I dont think they even started the BG's yet for the next class. people are being called in this week to start the BG process as far as i know.


----------



## gooday (Jul 20, 2006)

I was wondering if anyone heard back from BPD after I read the article in the globe today.I know some people that got cards that are not residence and have to turn it down because they have houses and the wifes arent having it. Remember boston police do a hardcore backround check so if you get the job dont play the system by not becoming a real resident because then you wont have a job at all. From what I hear you wont fool them and they dont take it lightly.I have a few good friends on that P.D and its the real deal in the back round investigations. Good luck and I wish you guys the best.


----------



## OciferpeteHPD3500 (May 27, 2005)

Here is a true sotry:

a friend of mine is a Boston cop lived in Boston all his life. After 10 months on the job on a Sunday morning he was at his home in south boston. The door bell rings and he goes to answer it. Two detectives already back at the car wait to see him answer the door and leave with out even saying hi. I will say they do very thorough checks.


----------



## smd6169 (Aug 23, 2005)

...so anybody hear anything from their BG's yet?


----------



## dvyboy17 (Jan 28, 2007)

Has anyone had a home visit recently?


----------



## smd6169 (Aug 23, 2005)

Not since the one I had in July 06. Have people been contacted for their BG's?


----------



## SPINMASS (Jan 30, 2004)

Do they have a date for the academy, last I heard it was going to be May or June


----------



## dvyboy17 (Jan 28, 2007)

class in june, but no further steps have started other than app. process that I heard of, driving me nuts


----------



## Officer Dunngeon (Aug 16, 2002)

Gossip, but not fully confirmed: letters were sent out to certain candidates to appear for a psych exam this weekend.


----------



## soxrock75 (Jul 26, 2004)

Officer Dunngeon said:


> Gossip, but not fully confirmed: letters were sent out to certain candidates to appear for a psych exam this weekend.
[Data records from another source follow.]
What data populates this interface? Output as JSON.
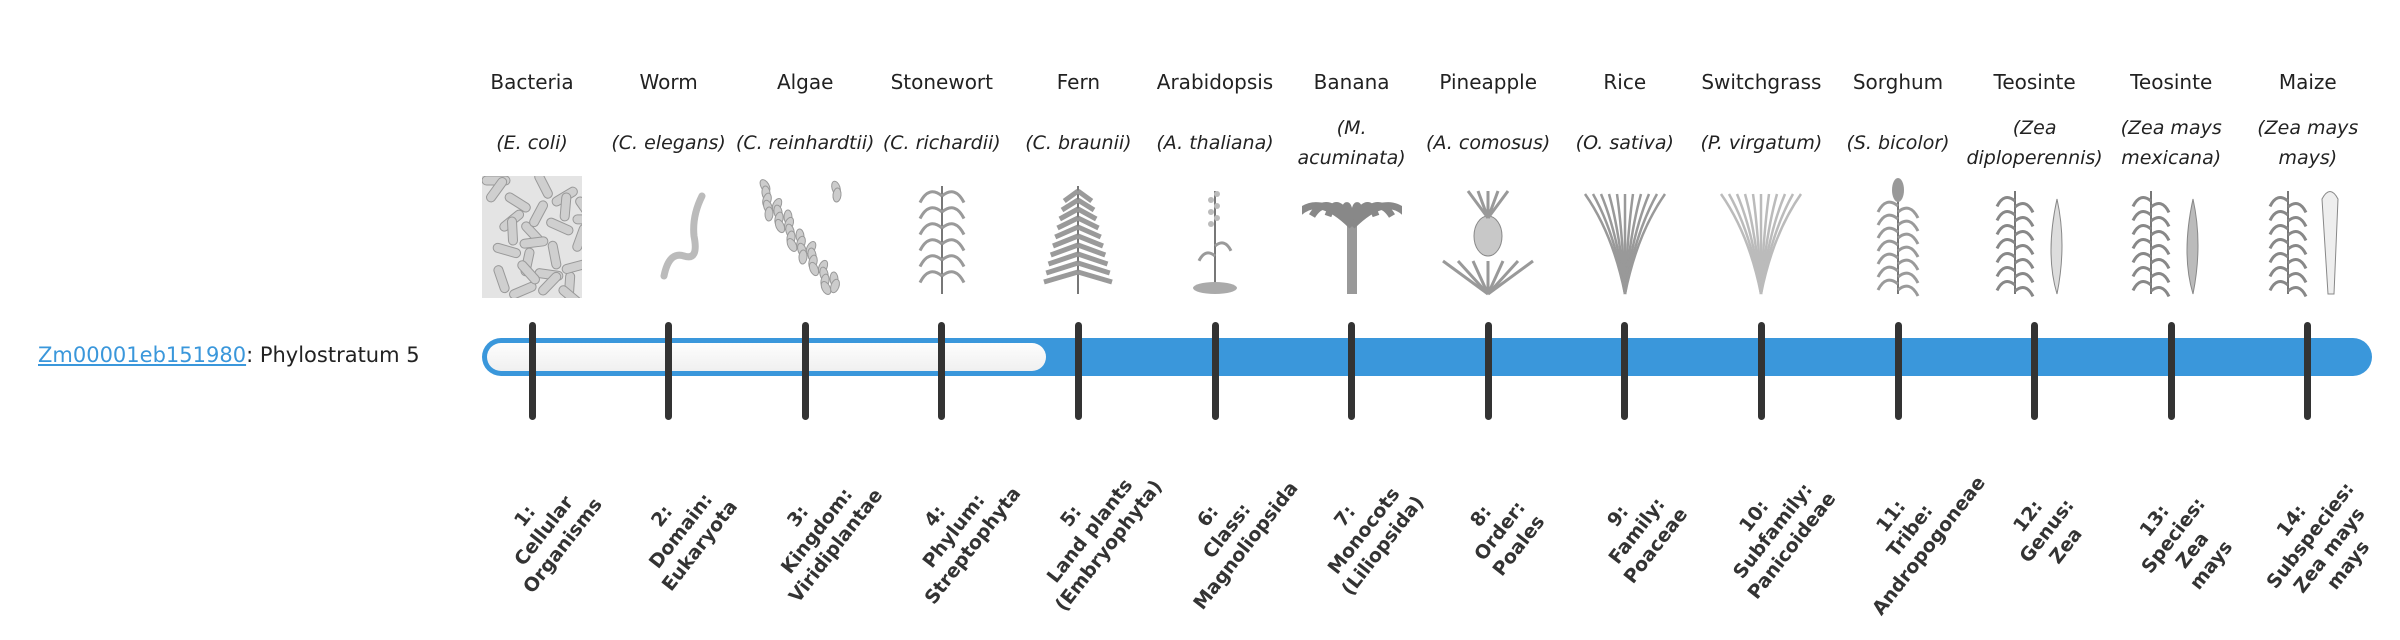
{
  "gene": {
    "id": "Zm00001eb151980",
    "suffix": ": Phylostratum 5",
    "phylostratum": 5
  },
  "colors": {
    "accent": "#3a97db",
    "tick": "#333333",
    "empty": "#f3f3f3"
  },
  "taxa": [
    {
      "common": "Bacteria",
      "species": "(E. coli)",
      "illustration": "bacteria-rods",
      "stratum": "1:\nCellular\nOrganisms"
    },
    {
      "common": "Worm",
      "species": "(C. elegans)",
      "illustration": "worm",
      "stratum": "2:\nDomain:\nEukaryota"
    },
    {
      "common": "Algae",
      "species": "(C. reinhardtii)",
      "illustration": "algae-cells",
      "stratum": "3:\nKingdom:\nViridiplantae"
    },
    {
      "common": "Stonewort",
      "species": "(C. richardii)",
      "illustration": "stonewort",
      "stratum": "4:\nPhylum:\nStreptophyta"
    },
    {
      "common": "Fern",
      "species": "(C. braunii)",
      "illustration": "fern",
      "stratum": "5:\nLand plants\n(Embryophyta)"
    },
    {
      "common": "Arabidopsis",
      "species": "(A. thaliana)",
      "illustration": "arabidopsis",
      "stratum": "6:\nClass:\nMagnoliopsida"
    },
    {
      "common": "Banana",
      "species": "(M. acuminata)",
      "illustration": "banana",
      "stratum": "7:\nMonocots\n(Liliopsida)"
    },
    {
      "common": "Pineapple",
      "species": "(A. comosus)",
      "illustration": "pineapple",
      "stratum": "8:\nOrder:\nPoales"
    },
    {
      "common": "Rice",
      "species": "(O. sativa)",
      "illustration": "rice",
      "stratum": "9:\nFamily:\nPoaceae"
    },
    {
      "common": "Switchgrass",
      "species": "(P. virgatum)",
      "illustration": "switchgrass",
      "stratum": "10:\nSubfamily:\nPanicoideae"
    },
    {
      "common": "Sorghum",
      "species": "(S. bicolor)",
      "illustration": "sorghum",
      "stratum": "11:\nTribe:\nAndropogoneae"
    },
    {
      "common": "Teosinte",
      "species": "(Zea diploperennis)",
      "illustration": "teosinte-perennial",
      "stratum": "12:\nGenus:\nZea"
    },
    {
      "common": "Teosinte",
      "species": "(Zea mays mexicana)",
      "illustration": "teosinte-mexicana",
      "stratum": "13:\nSpecies:\nZea\nmays"
    },
    {
      "common": "Maize",
      "species": "(Zea mays mays)",
      "illustration": "maize",
      "stratum": "14:\nSubspecies:\nZea mays\nmays"
    }
  ]
}
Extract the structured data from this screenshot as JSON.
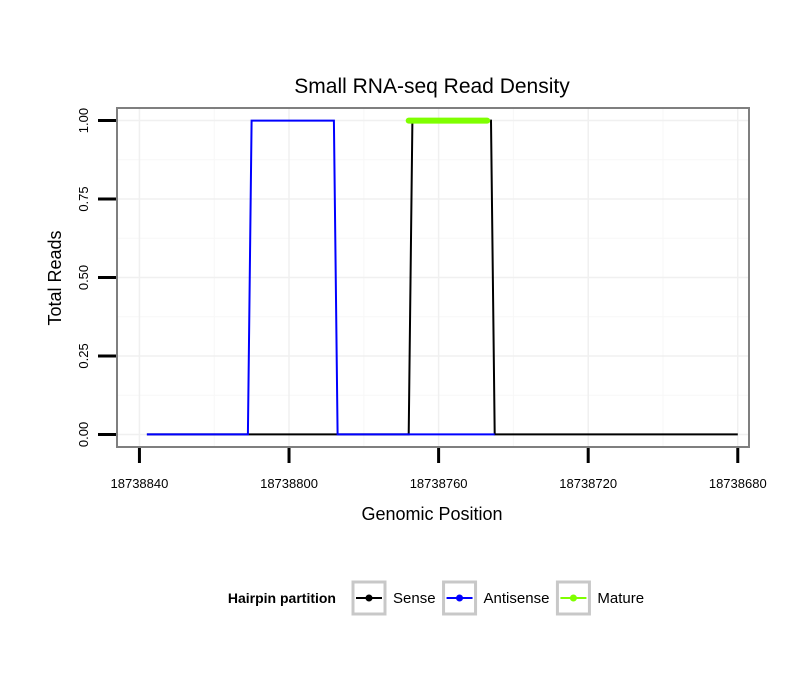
{
  "chart_data": {
    "type": "line",
    "title": "Small RNA-seq Read Density",
    "xlabel": "Genomic Position",
    "ylabel": "Total Reads",
    "x_reversed": true,
    "xlim": [
      18738846,
      18738677
    ],
    "ylim": [
      -0.04,
      1.04
    ],
    "x_ticks": [
      18738840,
      18738800,
      18738760,
      18738720,
      18738680
    ],
    "x_tick_labels": [
      "18738840",
      "18738800",
      "18738760",
      "18738720",
      "18738680"
    ],
    "y_ticks": [
      0,
      0.25,
      0.5,
      0.75,
      1.0
    ],
    "y_tick_labels": [
      "0.00",
      "0.25",
      "0.50",
      "0.75",
      "1.00"
    ],
    "grid": true,
    "legend_title": "Hairpin partition",
    "legend_position": "bottom",
    "series": [
      {
        "name": "Sense",
        "color": "#000000",
        "x": [
          18738838,
          18738768,
          18738767,
          18738746,
          18738745,
          18738680
        ],
        "y": [
          0,
          0,
          1,
          1,
          0,
          0
        ]
      },
      {
        "name": "Antisense",
        "color": "#0000ff",
        "x": [
          18738838,
          18738811,
          18738810,
          18738788,
          18738787,
          18738768,
          18738745
        ],
        "y": [
          0,
          0,
          1,
          1,
          0,
          0,
          0
        ]
      },
      {
        "name": "Mature",
        "color": "#7fff00",
        "x": [
          18738768,
          18738747
        ],
        "y": [
          1,
          1
        ]
      }
    ]
  }
}
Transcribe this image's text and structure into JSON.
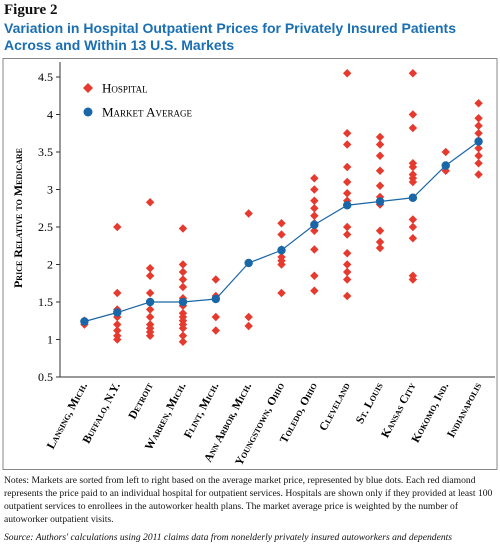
{
  "figure_label": "Figure 2",
  "chart_data": {
    "type": "line",
    "title": "Variation in Hospital Outpatient Prices for Privately Insured Patients Across and Within 13 U.S. Markets",
    "ylabel": "Price Relative to Medicare",
    "categories": [
      "Lansing, Mich.",
      "Buffalo, N.Y.",
      "Detroit",
      "Warren, Mich.",
      "Flint, Mich.",
      "Ann Arbor, Mich.",
      "Youngstown, Ohio",
      "Toledo, Ohio",
      "Cleveland",
      "St. Louis",
      "Kansas City",
      "Kokomo, Ind.",
      "Indianapolis"
    ],
    "series": [
      {
        "name": "Hospital",
        "color": "#e63a2e",
        "marker": "diamond",
        "values": [
          [
            1.2,
            1.25
          ],
          [
            2.5,
            1.62,
            1.4,
            1.3,
            1.2,
            1.12,
            1.05,
            1.0
          ],
          [
            2.83,
            1.95,
            1.85,
            1.62,
            1.5,
            1.4,
            1.3,
            1.2,
            1.15,
            1.1,
            1.05
          ],
          [
            2.48,
            2.0,
            1.9,
            1.8,
            1.7,
            1.55,
            1.45,
            1.35,
            1.3,
            1.25,
            1.2,
            1.15,
            1.05,
            0.97
          ],
          [
            1.8,
            1.58,
            1.3,
            1.12
          ],
          [
            2.68,
            1.3,
            1.18
          ],
          [
            2.55,
            2.4,
            2.2,
            2.1,
            2.05,
            2.0,
            1.62
          ],
          [
            3.15,
            3.0,
            2.85,
            2.75,
            2.65,
            2.55,
            2.45,
            2.2,
            1.85,
            1.65
          ],
          [
            4.55,
            3.75,
            3.6,
            3.3,
            3.1,
            2.95,
            2.85,
            2.5,
            2.4,
            2.15,
            2.0,
            1.9,
            1.8,
            1.58
          ],
          [
            3.7,
            3.6,
            3.45,
            3.25,
            3.05,
            2.9,
            2.85,
            2.8,
            2.45,
            2.3,
            2.22
          ],
          [
            4.55,
            4.0,
            3.82,
            3.35,
            3.3,
            3.2,
            3.15,
            3.1,
            2.6,
            2.5,
            2.35,
            1.85,
            1.8
          ],
          [
            3.5,
            3.3,
            3.25
          ],
          [
            4.15,
            3.95,
            3.85,
            3.75,
            3.65,
            3.55,
            3.45,
            3.35,
            3.2
          ]
        ]
      },
      {
        "name": "Market Average",
        "color": "#1a67a8",
        "marker": "circle",
        "values": [
          1.24,
          1.36,
          1.5,
          1.5,
          1.54,
          2.02,
          2.19,
          2.53,
          2.79,
          2.84,
          2.89,
          3.32,
          3.64
        ]
      }
    ],
    "ylim": [
      0.5,
      4.7
    ],
    "yticks": [
      0.5,
      1,
      1.5,
      2,
      2.5,
      3,
      3.5,
      4,
      4.5
    ],
    "grid": false,
    "legend": "upper left"
  },
  "notes": "Notes: Markets are sorted from left to right based on the average market  price, represented by blue dots. Each red diamond represents the price paid to an individual hospital for outpatient services. Hospitals are shown only if they provided at least 100 outpatient services to enrollees in the autoworker health plans. The market average price is weighted by the number of autoworker outpatient visits.",
  "source": "Source: Authors' calculations using 2011 claims data from nonelderly privately insured autoworkers and dependents"
}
CONFIRMED............I will be @ HQ for the test this Saturday 8am.


----------



## Enforcer174 (Apr 24, 2004)

Anyone know what to expect when they do a Home Visit?

My Freind received a call for a home Visit next week because he is a resident.

What do they ask and do at your home? I think she said 2 Detectives are going?
Thanx


----------



## Mitpo62 (Jan 13, 2004)

soxrock75 said:


> CONFIRMED............I will be @ HQ for the test this Saturday 8am.


Go get 'em!


----------



## dvyboy17 (Jan 28, 2007)

any BPD Academy date or PAT dates yet?


----------